We have all the members from each interface implemented.

The implements keyword means that we must implement everything in the child interface including inherited members.

Interfaces and Shape Types

Interfaces and shape types are different, even though they might look similar.

Interfaces can be used with the implements keyword to make a class implement everything in the interface.

Shape types can only be assigned directly to a variable. However, interfaces can conform to shape types.

For instance, we can use the extends keyword with a shape type:

type Person = {
  name: string;
  getName(): string;
};

interface Owner extends Person {
  item: string;
  getItemDetails(): string;
}

class ThingOwner implements Owner {
  constructor(public name: string, public item: string) {}

  getName() {
    return this.name;
  }

  getItemDetails() {
    return this.item;
  }
}

The extends keyword indicates that our interface includes all the members of the shape type.

Optional Interface Properties and Methods

Interface properties and methods can be optional. The ? indicates that it’s an optional member.

For instance, we can write:

type Person = {
  name: string;
  getName?(): string;
};

interface Owner extends Person {
  item: string;
  getItemDetails?(): string;
}

class ThingOwner implements Owner {
  constructor(public name: string, public item: string) {}

  getName() {
    return this.name;
  }

  getItemDetails() {
    return this.item;
  }
}

We made getName and getItemDetails optional with the ? symbol.

Optional interface features can be defined through interface types without causing compiler errors. But we must be sure that we don’t receive undefined values since they may not exist in the returned object.

Abstract Interface Implementation

We can have abstract interfaces in our code.

We can use the abstract keyword with the members of the abstract class so that the implementation is in the concrete classes rather than the abstract class itself.

For instance, we can write:

interface Person {
  name: string;
  getName(): string;
}

abstract class Owner implements Person {
  name: string;
  abstract getName(): string;
}

class ThingOwner implements Owner {
  constructor(public name: string, public item: string) {}

  getName() {
    return this.name;
  }
}

We have an Owner abstract class that implements the Person interface.

The ThingOwner class implements the abstract class with a concrete implementation of getName .

Dynamically Creating Properties

JavaScript allows new properties to created on an object by assigning value to an unused property name.

With TypeScript, we can allow dynamic properties on our interfaces by providing index signatures.
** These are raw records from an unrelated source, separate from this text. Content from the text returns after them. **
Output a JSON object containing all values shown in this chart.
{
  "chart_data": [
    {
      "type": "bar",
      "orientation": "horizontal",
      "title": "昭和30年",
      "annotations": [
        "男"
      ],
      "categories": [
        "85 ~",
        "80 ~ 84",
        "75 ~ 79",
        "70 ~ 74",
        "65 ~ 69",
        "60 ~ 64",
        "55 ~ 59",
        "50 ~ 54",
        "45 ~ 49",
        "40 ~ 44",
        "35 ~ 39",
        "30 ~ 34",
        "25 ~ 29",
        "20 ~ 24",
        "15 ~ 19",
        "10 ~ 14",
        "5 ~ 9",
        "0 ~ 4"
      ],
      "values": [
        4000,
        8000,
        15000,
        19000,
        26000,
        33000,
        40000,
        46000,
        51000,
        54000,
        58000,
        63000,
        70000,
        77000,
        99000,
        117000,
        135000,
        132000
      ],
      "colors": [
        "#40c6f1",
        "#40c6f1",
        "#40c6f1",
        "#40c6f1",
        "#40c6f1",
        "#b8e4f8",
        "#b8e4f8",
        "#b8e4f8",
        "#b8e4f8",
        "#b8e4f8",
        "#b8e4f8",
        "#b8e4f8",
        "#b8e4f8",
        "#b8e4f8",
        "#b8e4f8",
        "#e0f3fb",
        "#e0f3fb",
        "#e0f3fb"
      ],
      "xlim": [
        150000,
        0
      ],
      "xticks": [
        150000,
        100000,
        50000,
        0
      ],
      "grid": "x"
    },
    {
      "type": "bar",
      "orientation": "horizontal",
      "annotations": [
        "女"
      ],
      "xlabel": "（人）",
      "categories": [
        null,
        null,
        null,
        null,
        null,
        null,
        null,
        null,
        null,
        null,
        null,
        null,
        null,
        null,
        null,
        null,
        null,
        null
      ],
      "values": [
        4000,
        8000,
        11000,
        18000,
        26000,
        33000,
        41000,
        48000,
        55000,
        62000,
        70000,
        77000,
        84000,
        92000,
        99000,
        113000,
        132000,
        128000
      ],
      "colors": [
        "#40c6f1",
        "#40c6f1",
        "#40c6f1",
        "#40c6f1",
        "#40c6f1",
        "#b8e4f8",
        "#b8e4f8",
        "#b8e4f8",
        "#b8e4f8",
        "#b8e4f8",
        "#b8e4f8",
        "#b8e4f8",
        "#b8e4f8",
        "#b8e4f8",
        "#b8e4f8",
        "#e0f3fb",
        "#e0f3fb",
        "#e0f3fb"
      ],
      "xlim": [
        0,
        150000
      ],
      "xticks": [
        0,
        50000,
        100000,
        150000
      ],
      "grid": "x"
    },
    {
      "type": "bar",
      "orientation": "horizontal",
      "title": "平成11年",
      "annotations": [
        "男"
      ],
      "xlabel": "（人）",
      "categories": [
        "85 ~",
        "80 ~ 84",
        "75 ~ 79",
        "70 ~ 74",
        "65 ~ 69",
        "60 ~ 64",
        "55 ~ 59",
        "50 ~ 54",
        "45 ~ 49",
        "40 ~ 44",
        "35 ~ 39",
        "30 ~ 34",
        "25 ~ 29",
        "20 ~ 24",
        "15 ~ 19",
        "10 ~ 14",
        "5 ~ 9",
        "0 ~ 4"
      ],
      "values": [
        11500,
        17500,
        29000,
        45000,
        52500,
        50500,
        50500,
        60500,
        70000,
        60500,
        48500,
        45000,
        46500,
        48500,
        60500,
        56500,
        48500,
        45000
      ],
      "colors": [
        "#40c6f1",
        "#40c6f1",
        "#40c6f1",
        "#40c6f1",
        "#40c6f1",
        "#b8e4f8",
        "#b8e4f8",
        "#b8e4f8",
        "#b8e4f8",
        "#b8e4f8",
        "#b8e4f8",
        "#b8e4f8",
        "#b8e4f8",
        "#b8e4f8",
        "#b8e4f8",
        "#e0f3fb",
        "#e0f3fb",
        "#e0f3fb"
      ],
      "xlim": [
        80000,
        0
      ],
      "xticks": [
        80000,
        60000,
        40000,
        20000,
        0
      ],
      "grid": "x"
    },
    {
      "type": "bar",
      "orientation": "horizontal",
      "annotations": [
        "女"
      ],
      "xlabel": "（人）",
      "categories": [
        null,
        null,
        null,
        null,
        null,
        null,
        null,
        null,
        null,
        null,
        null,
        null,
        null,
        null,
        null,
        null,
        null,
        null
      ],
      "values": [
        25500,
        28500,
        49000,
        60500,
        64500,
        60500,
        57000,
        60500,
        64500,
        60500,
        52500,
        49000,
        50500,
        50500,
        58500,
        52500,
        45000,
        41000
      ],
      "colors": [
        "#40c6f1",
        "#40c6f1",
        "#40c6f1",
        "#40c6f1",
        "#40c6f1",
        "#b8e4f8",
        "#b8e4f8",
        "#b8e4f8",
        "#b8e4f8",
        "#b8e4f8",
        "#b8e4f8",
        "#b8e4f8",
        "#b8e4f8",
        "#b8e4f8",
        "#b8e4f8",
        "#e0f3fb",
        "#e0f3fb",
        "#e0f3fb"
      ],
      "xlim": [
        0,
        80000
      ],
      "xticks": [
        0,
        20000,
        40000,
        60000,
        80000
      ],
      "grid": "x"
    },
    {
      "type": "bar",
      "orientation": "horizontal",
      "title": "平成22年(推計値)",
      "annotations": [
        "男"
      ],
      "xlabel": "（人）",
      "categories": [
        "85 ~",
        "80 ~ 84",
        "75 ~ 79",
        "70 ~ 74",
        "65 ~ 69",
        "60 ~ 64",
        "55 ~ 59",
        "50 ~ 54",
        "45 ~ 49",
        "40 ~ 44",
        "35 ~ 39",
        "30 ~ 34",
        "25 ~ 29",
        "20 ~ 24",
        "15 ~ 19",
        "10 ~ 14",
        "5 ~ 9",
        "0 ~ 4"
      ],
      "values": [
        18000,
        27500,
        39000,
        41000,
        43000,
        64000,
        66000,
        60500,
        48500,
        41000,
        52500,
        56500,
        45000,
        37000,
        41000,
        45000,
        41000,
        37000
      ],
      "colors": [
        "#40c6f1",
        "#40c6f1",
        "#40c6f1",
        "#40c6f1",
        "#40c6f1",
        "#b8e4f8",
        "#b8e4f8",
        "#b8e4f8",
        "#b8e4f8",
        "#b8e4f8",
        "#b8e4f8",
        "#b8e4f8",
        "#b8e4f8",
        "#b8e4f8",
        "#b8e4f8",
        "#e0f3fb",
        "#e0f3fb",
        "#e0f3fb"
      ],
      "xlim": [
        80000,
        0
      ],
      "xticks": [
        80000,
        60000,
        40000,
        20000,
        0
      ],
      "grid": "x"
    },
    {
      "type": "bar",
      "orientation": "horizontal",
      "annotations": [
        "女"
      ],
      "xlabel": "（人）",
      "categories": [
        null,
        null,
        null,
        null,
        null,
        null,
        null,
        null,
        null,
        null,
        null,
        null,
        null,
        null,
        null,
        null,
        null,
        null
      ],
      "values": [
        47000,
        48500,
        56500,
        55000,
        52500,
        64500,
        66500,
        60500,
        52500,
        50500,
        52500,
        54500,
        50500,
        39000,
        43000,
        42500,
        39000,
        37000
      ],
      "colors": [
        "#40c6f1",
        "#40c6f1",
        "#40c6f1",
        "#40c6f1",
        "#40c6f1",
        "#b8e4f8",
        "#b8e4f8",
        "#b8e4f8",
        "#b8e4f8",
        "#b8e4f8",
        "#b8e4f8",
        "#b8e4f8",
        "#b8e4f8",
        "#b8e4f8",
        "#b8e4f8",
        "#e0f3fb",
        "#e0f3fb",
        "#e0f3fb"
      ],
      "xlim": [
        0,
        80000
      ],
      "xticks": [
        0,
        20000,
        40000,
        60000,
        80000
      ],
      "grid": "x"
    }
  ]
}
For instance, we can write:

interface Person {
  name: string;
  [prop: string]: any;
}

to add an index signature to the Person interface.

The line:

[prop: string]: any;

is the index signature, and it allows us to add any string property to anything that has Person as a type.

We can assign any value to the dynamic property.

Conclusion

We can extend interfaces as we do with subclasses.

Also, we can implement shape types with interfaces.

Interfaces can enforce the structure of classes and objects.

Also, abstract class can enforce the structure of objects.